𝐋𝐞𝐬 𝐬𝐨𝐥𝐮𝐭𝐢𝐨𝐧𝐬 𝐞𝐱𝐢𝐬𝐭𝐞𝐧𝐭, 𝐞𝐧𝐜𝐨𝐫𝐞 𝐟𝐚𝐮𝐭-𝐢𝐥 𝐚𝐥𝐥𝐞𝐫 𝐥𝐞𝐬 𝐜𝐡𝐞𝐫𝐜𝐡𝐞𝐫
Il serait inexact de conclure de ce tableau que le Bénin est condamné à défendre avec des joueurs en manque de compétition ou de niveau. Le vivier béninois, pour qui prend la peine de l'examiner avec rigueur et sans préjugé, révèle des profils sérieux à tous les postes de la défense, qui n'attendent qu'un coup de téléphone pour porter les couleurs nationales avec la motivation des grandes occasions.
𝐃𝐚𝐧𝐬 𝐥𝐞𝐬 𝐛𝐮𝐭𝐬
Marcel DANDJINOU (Kruger United, D1 Afrique du Sud) et Serge OBASSA (Kano Pillars, D1 Nigeria) constituent les valeurs sûres à ce poste, avec suffisamment d'expérience du haut niveau africain pour assumer la responsabilité d'un rassemblement important. Mariano TCHINONVI, nouveau gardien de l'AS Maniema Union dans le championnat congolais, représente une option supplémentaire à considérer, tandis qu'en local, Rayyan LISSASSI, gardien des U23 en excellente saison avec Coton FC, mérite d'être suivi de près pour préparer la relève de ce poste.

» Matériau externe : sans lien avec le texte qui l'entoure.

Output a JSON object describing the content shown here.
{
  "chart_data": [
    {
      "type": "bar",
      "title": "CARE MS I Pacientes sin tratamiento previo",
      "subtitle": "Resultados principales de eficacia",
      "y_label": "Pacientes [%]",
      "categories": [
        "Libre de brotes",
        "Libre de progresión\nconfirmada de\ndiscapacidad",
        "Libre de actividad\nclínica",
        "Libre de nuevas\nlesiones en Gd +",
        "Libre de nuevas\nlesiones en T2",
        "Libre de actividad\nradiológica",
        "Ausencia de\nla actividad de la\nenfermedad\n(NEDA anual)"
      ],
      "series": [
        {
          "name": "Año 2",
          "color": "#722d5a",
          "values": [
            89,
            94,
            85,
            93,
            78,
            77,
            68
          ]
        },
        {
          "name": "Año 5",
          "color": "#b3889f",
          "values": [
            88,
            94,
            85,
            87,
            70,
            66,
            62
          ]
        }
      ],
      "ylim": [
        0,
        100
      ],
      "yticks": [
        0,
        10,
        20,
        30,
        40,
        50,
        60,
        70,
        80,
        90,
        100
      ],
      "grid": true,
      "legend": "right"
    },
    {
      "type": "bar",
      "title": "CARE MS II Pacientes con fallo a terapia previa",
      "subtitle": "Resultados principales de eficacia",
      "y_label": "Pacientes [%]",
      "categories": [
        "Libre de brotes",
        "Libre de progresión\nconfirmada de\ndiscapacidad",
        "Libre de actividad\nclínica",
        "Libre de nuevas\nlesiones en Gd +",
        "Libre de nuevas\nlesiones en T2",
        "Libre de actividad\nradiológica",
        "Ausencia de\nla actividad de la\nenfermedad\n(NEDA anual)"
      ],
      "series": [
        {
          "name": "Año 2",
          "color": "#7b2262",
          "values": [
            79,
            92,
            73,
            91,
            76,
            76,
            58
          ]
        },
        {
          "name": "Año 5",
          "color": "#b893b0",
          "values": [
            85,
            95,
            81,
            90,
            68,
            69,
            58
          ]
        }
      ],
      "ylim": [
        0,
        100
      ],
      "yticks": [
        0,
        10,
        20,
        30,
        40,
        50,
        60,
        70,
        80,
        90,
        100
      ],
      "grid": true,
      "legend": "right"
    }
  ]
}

𝐄𝐧 𝐝𝐞́𝐟𝐞𝐧𝐬𝐞 𝐜𝐞𝐧𝐭𝐫𝐚𝐥𝐞 : 𝐥'𝐮𝐫𝐠𝐞𝐧𝐜𝐞 𝐞𝐭 𝐥'𝐨𝐩𝐩𝐨𝐫𝐭𝐮𝐧𝐢𝐭𝐞́
La défense centrale est, sans conteste, le poste le plus préoccupant à court terme, et paradoxalement celui qui recèle les opportunités les plus intéressantes si le staff accepte de regarder au-delà des choix habituels. Charlemagne AZONGNINTODE réalise une saison convaincante à TPS Jalkapallo en première division finlandaise, et Irenée GLELE, qui évolue en première division tunisienne, constitue une piste supplémentaire à étudier sérieusement.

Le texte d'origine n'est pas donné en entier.